Joan Hickson

About Joan Hickson

Best known for playing elderly super-sleuth Miss Marple, Joan Hickson spent decades playing dotty aunts and housewives in over 100 films. Read on for some vital clues about her life.

The young Joan

Born in Northamptonshire in 1906, Joan first showed an interest in acting when she was just five years old. She saw a local production of Cinderella, and was so overwhelmed she barely spoke for days, except to announce that she must go and live next door to the theatre so that she could act whenever she liked. She was later to spend three years at RADA, and made her stage debut aged 20.

Agatha Christie approved

Joan was destined for the part of Miss Marple of St Mary Mead.
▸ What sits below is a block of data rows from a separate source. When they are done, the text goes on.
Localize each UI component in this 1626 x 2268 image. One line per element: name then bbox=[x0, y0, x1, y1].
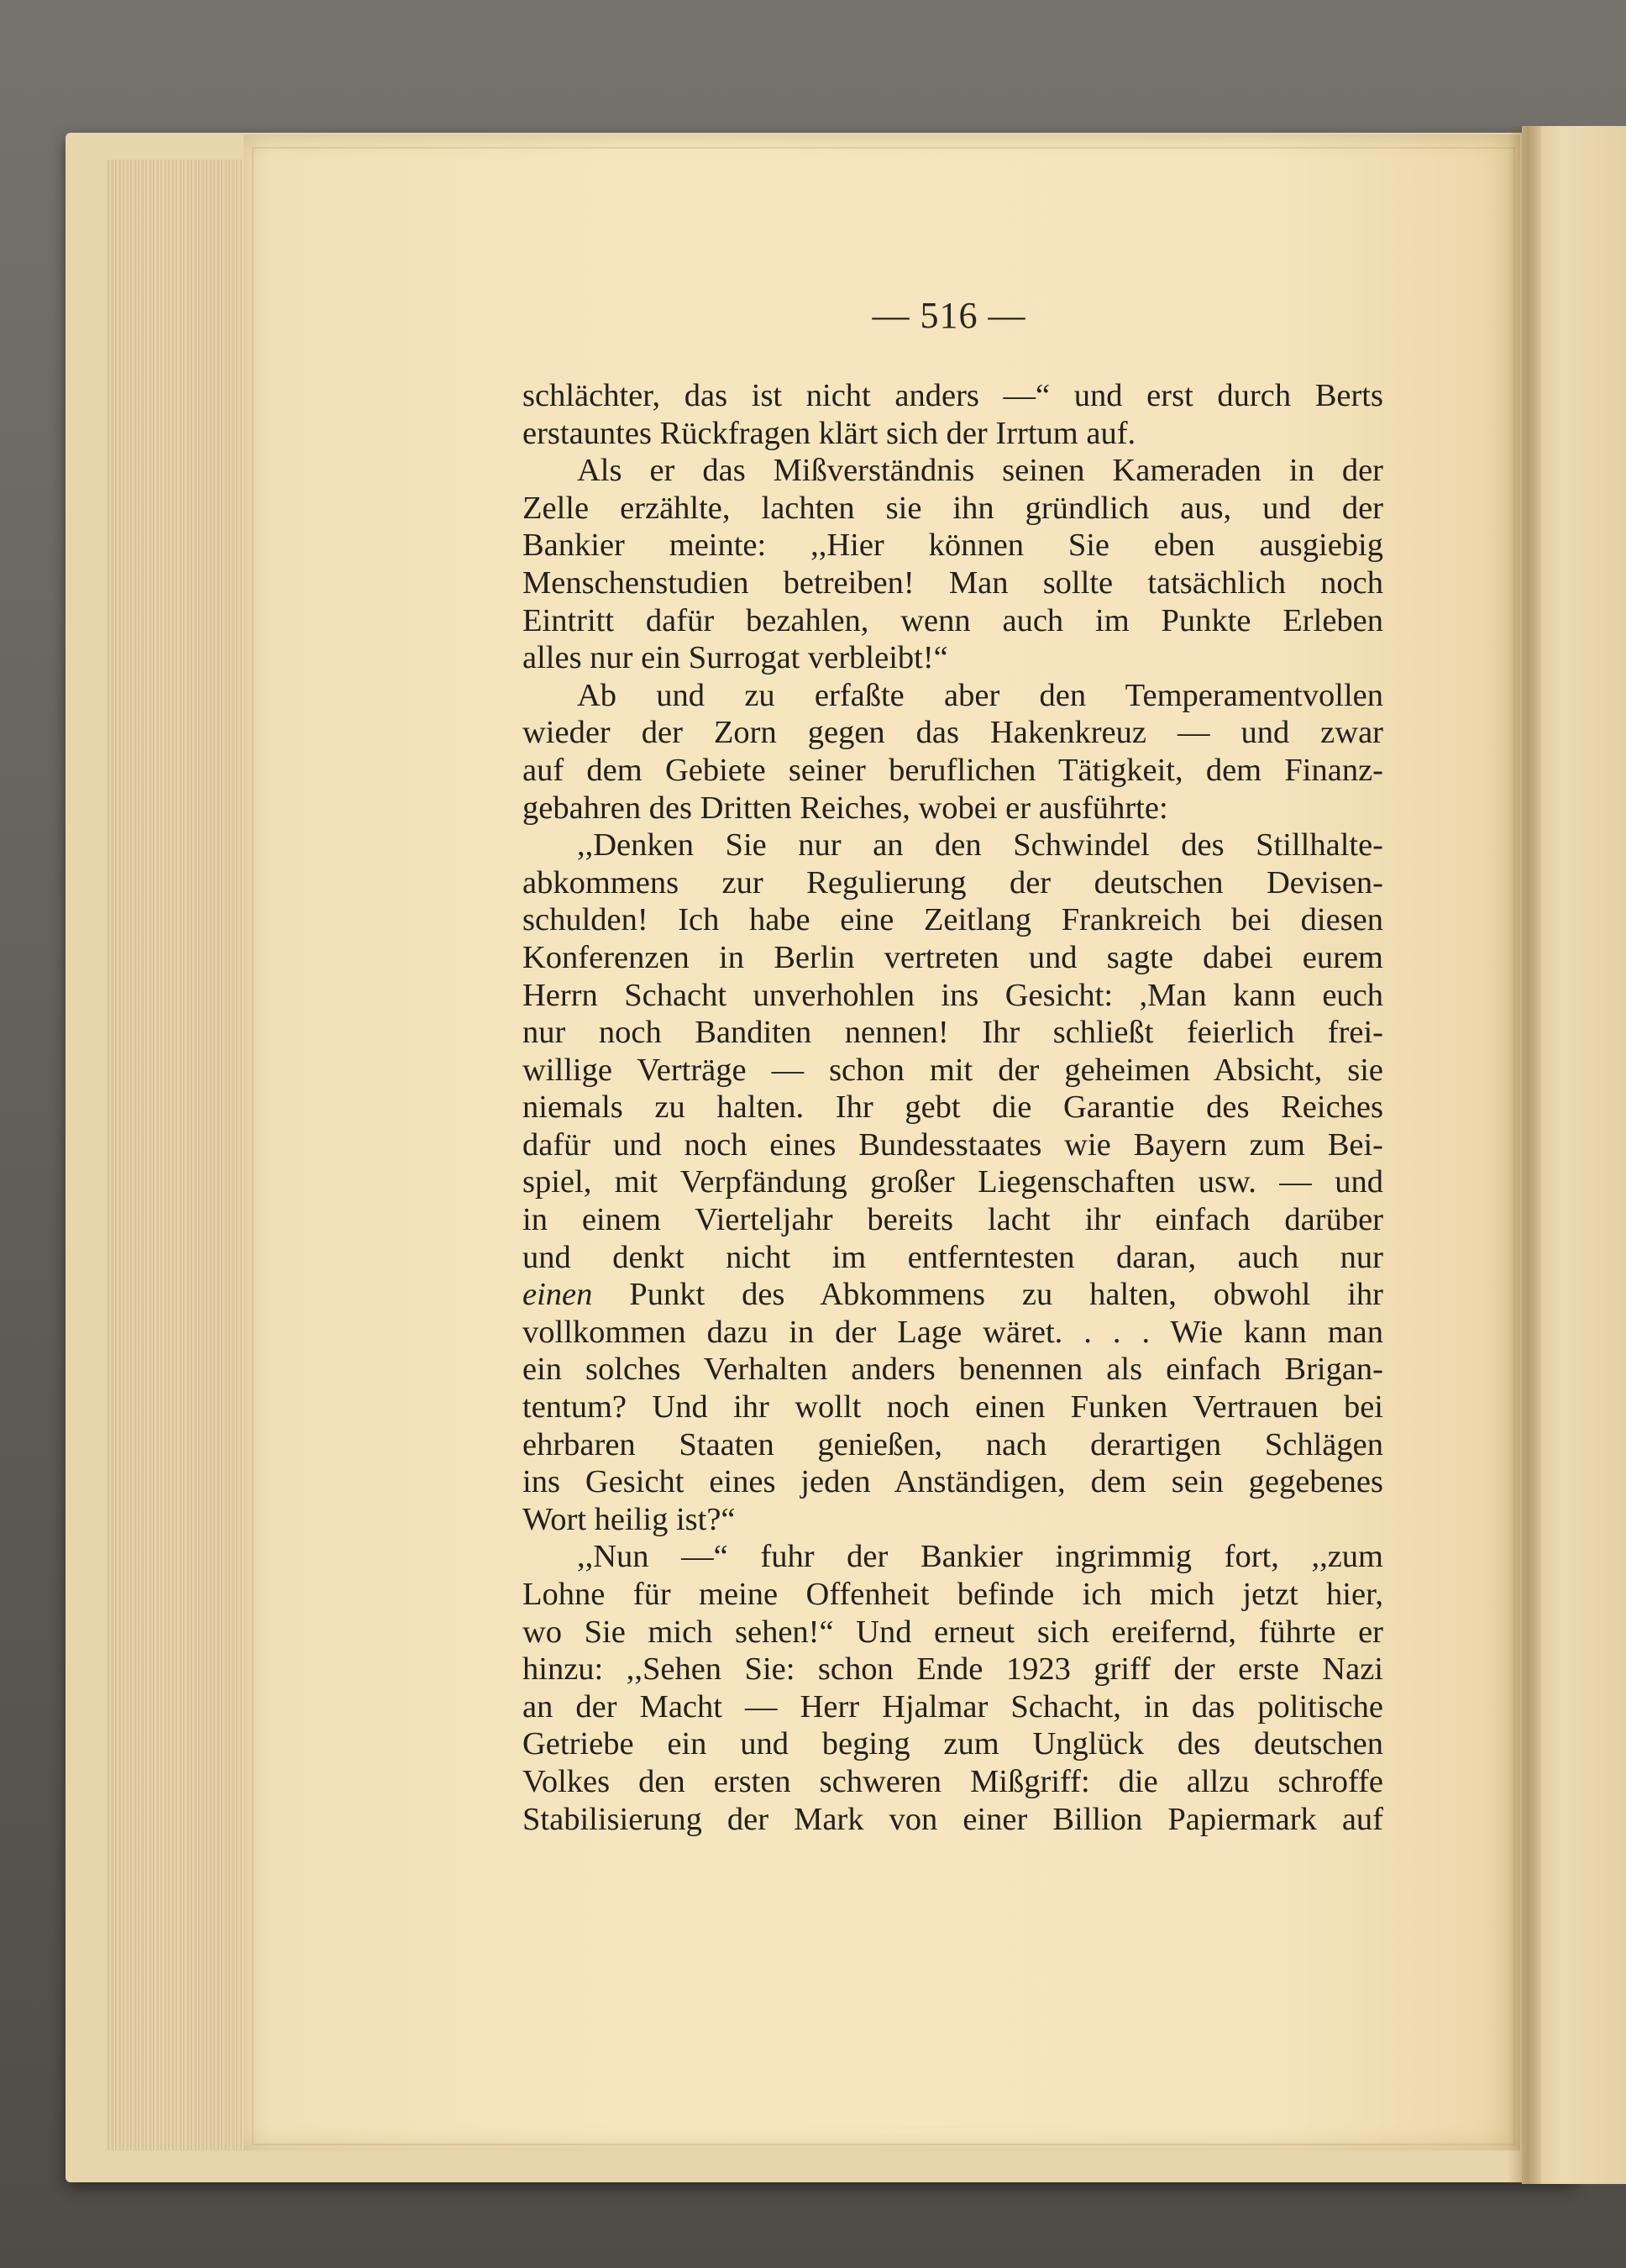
text-line: Stabilisierung der Mark von einer Billion Papiermark auf bbox=[522, 1801, 1383, 1837]
text-line: an der Macht — Herr Hjalmar Schacht, in das politische bbox=[522, 1688, 1383, 1725]
text-line: in einem Vierteljahr bereits lacht ihr einfach darüber bbox=[522, 1202, 1383, 1238]
text-line: Herrn Schacht unverhohlen ins Gesicht: ,Man kann euch bbox=[522, 977, 1383, 1013]
text-line: Getriebe ein und beging zum Unglück des deutschen bbox=[522, 1726, 1383, 1762]
text-line: nur noch Banditen nennen! Ihr schließt feierlich frei- bbox=[522, 1015, 1383, 1051]
text-line: ,,Denken Sie nur an den Schwindel des Stillhalte- bbox=[577, 827, 1383, 864]
text-line: erstauntes Rückfragen klärt sich der Irrtum auf. bbox=[522, 415, 1136, 451]
body-text bbox=[522, 377, 1383, 1838]
text-line bbox=[522, 1276, 1383, 1314]
text-line: Zelle erzählte, lachten sie ihn gründlich aus, und der bbox=[522, 490, 1383, 526]
text-line: Als er das Mißverständnis seinen Kameraden in der bbox=[577, 453, 1383, 489]
text-line: abkommens zur Regulierung der deutschen Devisen- bbox=[522, 864, 1383, 900]
text-line: und denkt nicht im entferntesten daran, auch nur bbox=[522, 1239, 1383, 1275]
text-line: willige Verträge — schon mit der geheimen Absicht, sie bbox=[522, 1052, 1383, 1088]
text-line: niemals zu halten. Ihr gebt die Garantie des Reiches bbox=[522, 1089, 1383, 1126]
text-line: spiel, mit Verpfändung großer Liegenschaften usw. — und bbox=[522, 1164, 1383, 1200]
text-line: Konferenzen in Berlin vertreten und sagte dabei eurem bbox=[522, 939, 1383, 975]
text-line: gebahren des Dritten Reiches, wobei er ausführte: bbox=[522, 790, 1168, 826]
text-line: wieder der Zorn gegen das Hakenkreuz — und zwar bbox=[522, 715, 1383, 751]
text-line: ehrbaren Staaten genießen, nach derartigen Schlägen bbox=[522, 1426, 1383, 1462]
text-line: ein solches Verhalten anders benennen als einfach Brigan- bbox=[522, 1352, 1383, 1388]
text-line: alles nur ein Surrogat verbleibt!“ bbox=[522, 640, 948, 676]
text-line: hinzu: ,,Sehen Sie: schon Ende 1923 griff der erste Nazi bbox=[522, 1651, 1383, 1688]
text-line: schlächter, das ist nicht anders —“ und erst durch Berts bbox=[522, 378, 1383, 413]
text-line: Eintritt dafür bezahlen, wenn auch im Punkte Erleben bbox=[522, 602, 1383, 638]
text-line: schulden! Ich habe eine Zeitlang Frankreich bei diesen bbox=[522, 902, 1383, 938]
page-number: — 516 — bbox=[872, 295, 1026, 336]
text-line: wo Sie mich sehen!“ Und erneut sich ereifernd, führte er bbox=[522, 1614, 1383, 1650]
text-line-rest: Punkt des Abkommens zu halten, obwohl ihr bbox=[592, 1277, 1383, 1313]
text-line: dafür und noch eines Bundesstaates wie Bayern zum Bei- bbox=[522, 1126, 1383, 1163]
text-line: ins Gesicht eines jeden Anständigen, dem sein gegebenes bbox=[522, 1464, 1383, 1500]
page-edges bbox=[108, 160, 242, 2150]
emphasis-word: einen bbox=[522, 1277, 593, 1313]
text-line: Bankier meinte: ,,Hier können Sie eben ausgiebig bbox=[522, 528, 1383, 564]
text-line: Menschenstudien betreiben! Man sollte tatsächlich noch bbox=[522, 564, 1383, 601]
text-line: tentum? Und ihr wollt noch einen Funken Vertrauen bei bbox=[522, 1389, 1383, 1425]
text-line: Lohne für meine Offenheit befinde ich mich jetzt hier, bbox=[522, 1577, 1383, 1612]
text-line: Wort heilig ist?“ bbox=[522, 1501, 736, 1537]
text-line: ,,Nun —“ fuhr der Bankier ingrimmig fort, ,,zum bbox=[577, 1539, 1383, 1575]
text-line: Ab und zu erfaßte aber den Temperamentvollen bbox=[577, 677, 1383, 713]
text-line: Volkes den ersten schweren Mißgriff: die allzu schroffe bbox=[522, 1763, 1383, 1799]
text-line: auf dem Gebiete seiner beruflichen Tätigkeit, dem Finanz- bbox=[522, 752, 1383, 788]
spine-shadow bbox=[1508, 126, 1541, 2184]
text-line: vollkommen dazu in der Lage wäret. . . . Wie kann man bbox=[522, 1314, 1383, 1350]
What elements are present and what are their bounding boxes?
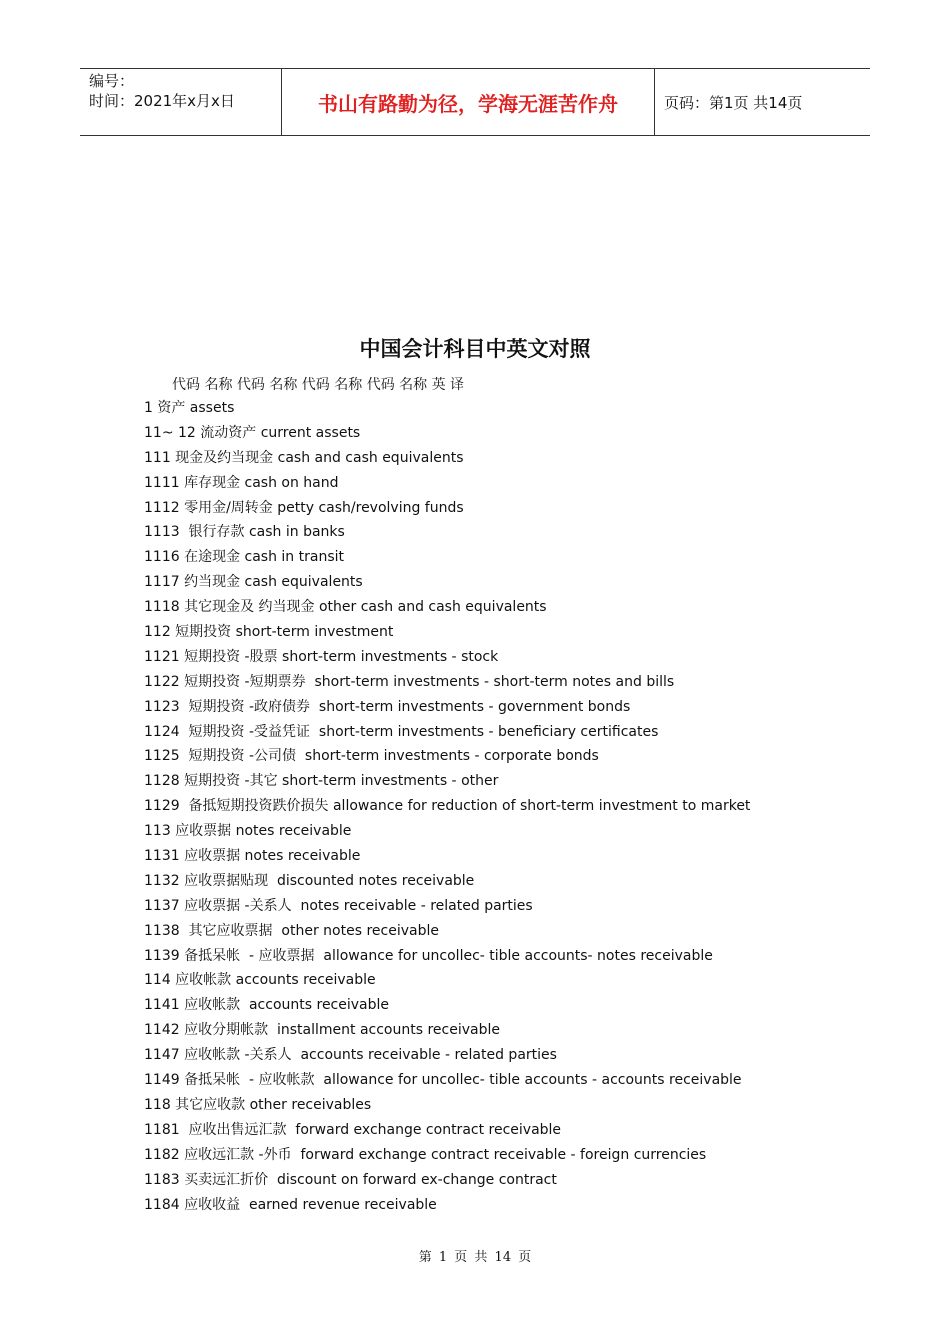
list-item: 1138 其它应收票据 other notes receivable [144, 922, 439, 939]
motto-text: 书山有路勤为径，学海无涯苦作舟 [318, 91, 618, 116]
list-item: 1112 零用金/周转金 petty cash/revolving funds [144, 499, 464, 516]
list-item: 1131 应收票据 notes receivable [144, 848, 361, 865]
list-item: 1149 备抵呆帐 - 应收帐款 allowance for uncollec- tible accounts - accounts receivable [144, 1072, 742, 1089]
list-item: 1 资产 assets [144, 400, 235, 416]
list-item: 1142 应收分期帐款 installment accounts receivable [144, 1022, 500, 1039]
list-item: 1117 约当现金 cash equivalents [144, 574, 363, 591]
list-item: 1137 应收票据 -关系人 notes receivable - related parties [144, 897, 533, 914]
list-item: 113 应收票据 notes receivable [144, 823, 352, 840]
header-page-cell [655, 69, 870, 135]
list-item: 1124 短期投资 -受益凭证 short-term investments - beneficiary certificates [144, 723, 659, 740]
list-item: 11~ 12 流动资产 current assets [144, 424, 361, 441]
header-table [80, 68, 870, 136]
list-item: 1129 备抵短期投资跌价损失 allowance for reduction of short-term investment to market [144, 798, 751, 815]
list-item: 1183 买卖远汇折价 discount on forward ex-change contract [144, 1171, 557, 1188]
list-item: 1128 短期投资 -其它 short-term investments - other [144, 773, 499, 790]
list-item: 1181 应收出售远汇款 forward exchange contract receivable [144, 1121, 562, 1138]
list-item: 1123 短期投资 -政府债券 short-term investments - government bonds [144, 698, 631, 715]
header-motto-cell [281, 69, 655, 135]
list-item: 1184 应收收益 earned revenue receivable [144, 1196, 437, 1213]
entries-list [144, 398, 750, 1219]
list-item: 1132 应收票据贴现 discounted notes receivable [144, 872, 475, 889]
list-item: 1182 应收远汇款 -外币 forward exchange contract receivable - foreign currencies [144, 1146, 707, 1163]
list-item: 114 应收帐款 accounts receivable [144, 972, 376, 989]
list-item: 1118 其它现金及 约当现金 other cash and cash equivalents [144, 599, 547, 616]
number-label: 编号： [89, 72, 135, 90]
list-item: 1147 应收帐款 -关系人 accounts receivable - related parties [144, 1047, 557, 1064]
list-item: 112 短期投资 short-term investment [144, 624, 394, 641]
list-item: 1141 应收帐款 accounts receivable [144, 997, 390, 1014]
list-item: 1139 备抵呆帐 - 应收票据 allowance for uncollec- tible accounts- notes receivable [144, 947, 713, 964]
list-item: 111 现金及约当现金 cash and cash equivalents [144, 449, 464, 466]
page-footer: 第 1 页 共 14 页 [418, 1250, 532, 1265]
list-item: 1121 短期投资 -股票 short-term investments - stock [144, 648, 499, 665]
list-item: 1122 短期投资 -短期票券 short-term investments - short-term notes and bills [144, 673, 675, 690]
column-header: 代码 名称 代码 名称 代码 名称 代码 名称 英 译 [172, 377, 465, 393]
list-item: 1113 银行存款 cash in banks [144, 524, 345, 541]
time-label: 时间：2021年x月x日 [89, 92, 235, 110]
list-item: 1111 库存现金 cash on hand [144, 474, 339, 491]
list-item: 1125 短期投资 -公司债 short-term investments - corporate bonds [144, 748, 599, 765]
document-title: 中国会计科目中英文对照 [359, 337, 591, 361]
list-item: 1116 在途现金 cash in transit [144, 549, 345, 566]
header-left-cell [80, 69, 281, 135]
list-item: 118 其它应收款 other receivables [144, 1096, 372, 1113]
page-info: 页码：第1页 共14页 [664, 93, 803, 112]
She had a minor role in the 1961 Miss Marple film, Murder She Said, in which the lead role was played by Margaret Rutherford, whose comic performance was not appreciated by Agatha Christie. Christie saw Joan on set and said to her: "Some day I would like you to play my Miss Marple."

Half a Century

Joan's film career spanned over 50 years. Her first film was the 1937 thriller Love from a Stranger, starring Basil Rathbone, which was based on an Agatha Christie story. Her last was Century in 1993, directed by Stephen Poliakoff and co-starring Charles Dance.

Broadway star

Softly spoken Joan might seem an unlikely Broadway star, but she won a Tony Best Play Actress Award in 1979 for her performance in A Bedroom Farce, by Alan Ayckbourn. She took the role of Delia, a part she had also played at the National Theatre in London.

Worldwide fame

Joan achieved worldwide fame with the 12 episodes of Miss Marple in which she starred between 1984 and 1992. It has been shown in 30 countries, including China and the former Soviet Union. With David Suchet who played Christie's other world-famous sleuth, Poirot, Joan was joint president of The Agatha Christie Society until her death in 1998.

Carry On Joan In contrast to her role as the quiet, gentle Miss Marple, Hickson appeared in a number of Carry On films. She is an aristocratic drunk in Constable, an officious sister in Nurse, a matron in Regardless and an overprotective mother in Loving.